Initiative, manif et grève
La sénatrice Géraldine Savary (PS/VD) a évoqué dans les médias la possibilité que le Parti socialiste lance une initiative populaire reprenant le projet Sommaruga d’origine. Histoire de faire pression sur le Conseil national, qui devrait se prononcer en septembre. Même dans sa version allégée, le projet de loi aura en effet de la peine à passer le cap de la Chambre haute dominée par une majorité très à droite qui ne veut pas entendre parler d’une «police des salaires». L’Union syndicale suisse (USS) prépare toutefois une initiative plus ambitieuse suggérée par Unia. Intitulé «Subito», le texte propose d’ancrer dans la Constitution des instruments efficaces pour faire appliquer l’égalité salariale. «Si le Conseil national n’apporte pas de corrections au projet, il faudra sérieusement prendre en considération la possibilité de lancer une initiative et de prévoir plus de mobilisation sur ce thème en 2019», estime Corinne Schärer.

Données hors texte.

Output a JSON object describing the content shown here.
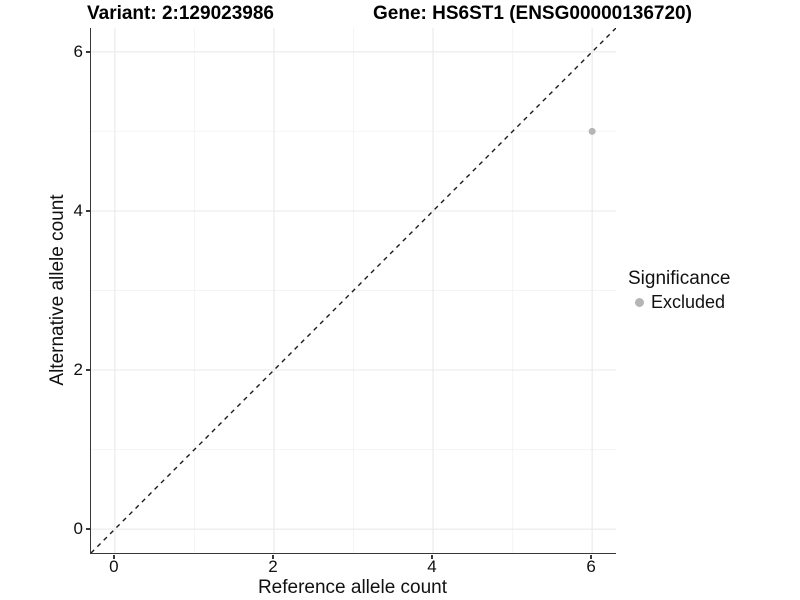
{
  "titles": {
    "variant": "Variant: 2:129023986",
    "gene": "Gene: HS6ST1 (ENSG00000136720)"
  },
  "legend": {
    "title": "Significance",
    "items": [
      {
        "label": "Excluded",
        "color": "#b5b5b5"
      }
    ]
  },
  "colors": {
    "axis_line": "#383838",
    "grid_major": "#e8e8e8",
    "grid_minor": "#f4f4f4",
    "reference_line": "#1a1a1a",
    "point": "#b5b5b5"
  },
  "chart_data": {
    "type": "scatter",
    "title": "Variant: 2:129023986 | Gene: HS6ST1 (ENSG00000136720)",
    "xlabel": "Reference allele count",
    "ylabel": "Alternative allele count",
    "xlim": [
      -0.3,
      6.3
    ],
    "ylim": [
      -0.3,
      6.3
    ],
    "xticks": [
      0,
      2,
      4,
      6
    ],
    "yticks": [
      0,
      2,
      4,
      6
    ],
    "xminor": [
      1,
      3,
      5
    ],
    "yminor": [
      1,
      3,
      5
    ],
    "grid": true,
    "legend": {
      "title": "Significance",
      "entries": [
        "Excluded"
      ],
      "position": "right"
    },
    "reference_line": {
      "equation": "y = x",
      "style": "dashed",
      "color": "#1a1a1a"
    },
    "series": [
      {
        "name": "Excluded",
        "color": "#b5b5b5",
        "points": [
          {
            "x": 6,
            "y": 5
          }
        ]
      }
    ]
  }
}
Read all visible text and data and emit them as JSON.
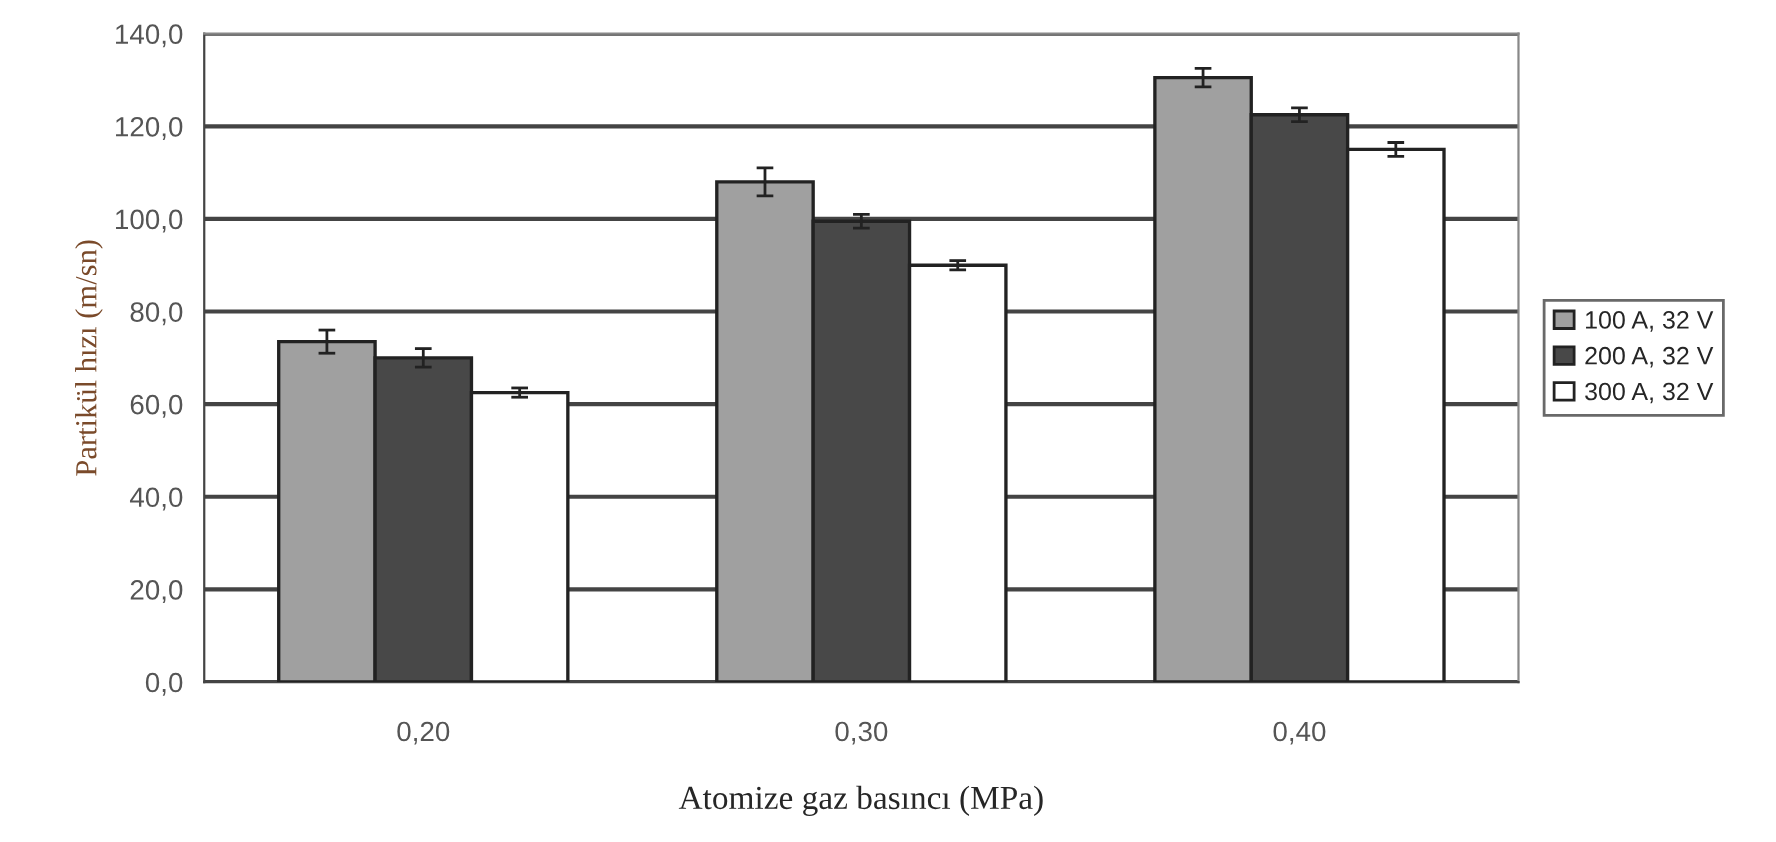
{
  "chart_data": {
    "type": "bar",
    "xlabel": "Atomize gaz basıncı (MPa)",
    "ylabel": "Partikül hızı (m/sn)",
    "categories": [
      "0,20",
      "0,30",
      "0,40"
    ],
    "series": [
      {
        "name": "100 A, 32 V",
        "color": "#a0a0a0",
        "values": [
          73.5,
          108,
          130.5
        ],
        "errors": [
          2.5,
          3,
          2
        ]
      },
      {
        "name": "200 A, 32 V",
        "color": "#484848",
        "values": [
          70,
          99.5,
          122.5
        ],
        "errors": [
          2,
          1.5,
          1.5
        ]
      },
      {
        "name": "300 A, 32 V",
        "color": "#ffffff",
        "values": [
          62.5,
          90,
          115
        ],
        "errors": [
          1,
          1,
          1.5
        ]
      }
    ],
    "ylim": [
      0,
      140
    ],
    "yticks": [
      {
        "value": 0,
        "label": "0,0"
      },
      {
        "value": 20,
        "label": "20,0"
      },
      {
        "value": 40,
        "label": "40,0"
      },
      {
        "value": 60,
        "label": "60,0"
      },
      {
        "value": 80,
        "label": "80,0"
      },
      {
        "value": 100,
        "label": "100,0"
      },
      {
        "value": 120,
        "label": "120,0"
      },
      {
        "value": 140,
        "label": "140,0"
      }
    ],
    "grid": "y",
    "legend": "right"
  }
}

2019 pourrait être l’année d’une nouvelle grève des femmes. Pour mémoire, en 1991, près d’un demi-million de femmes avaient croisé les bras durant une journée. L’idée a été lancée en janvier dernier par des syndicalistes au congrès des femmes de l’USS. «C’est une idée forte et intéressante, qui exige un grand travail préparatoire. Il faut sérieusement en discuter dans notre organisation et avec la base. Il est clair qu’il faut faire monter la pression. Aujourd’hui, notre priorité est d’organiser la journée d’actions du 14 juin et surtout de mobiliser pour la manifestation du 22 septembre, il faut nous assurer qu’elle débouche sur un succès.»